The ubiquitous nuclear protein HMGB1 is released by activated macrophages/monocytes, and functions as a late mediator of experimental sepsis. First, circulating HMGB1 levels are elevated in a delayed fashion in endotoxaemic and septic animals. Second, administration of exogenous HMGB1 to mice induces fever, derangement of intestinal barrier function, and tissue injury. Third, administration of anti-HMGB1 antibodies or inhibitors rescues mice from lethal experimental sepsis even when the first dose is given 24 h after onset of sepsis. Taken together, these data establish HMGB1 as a late mediator of experimental sepsis with a wider therapeutic window than early mediators such as TNF.
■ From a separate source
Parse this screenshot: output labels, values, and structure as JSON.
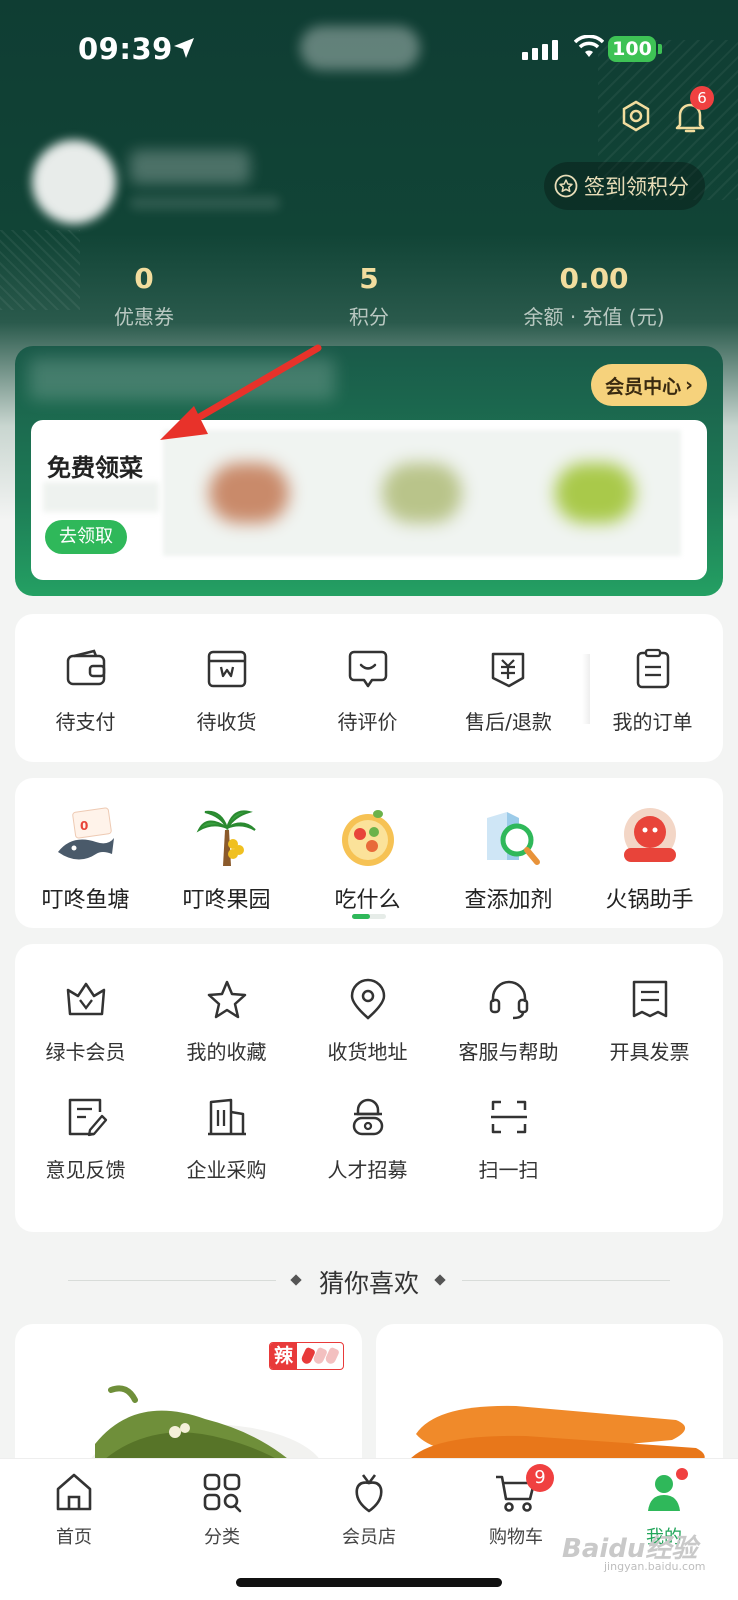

HMGB1-specific neutralising antibodies and small-molecule inhibitors (such as tanshinone IIA derivative) have been proven protective in animal models of experimental sepsis. Currently, the intricate mechanisms by which various agents attenuate systemic HMGB1 release and protect against experimental sepsis remain poorly understood. In addition, it is not yet known whether a better protection could be achieved by combinational therapy with several anti-HMGB1 agents. It is thus important to further explore the therapeutic potential of these HMGB1-inhibiting agents in future studies.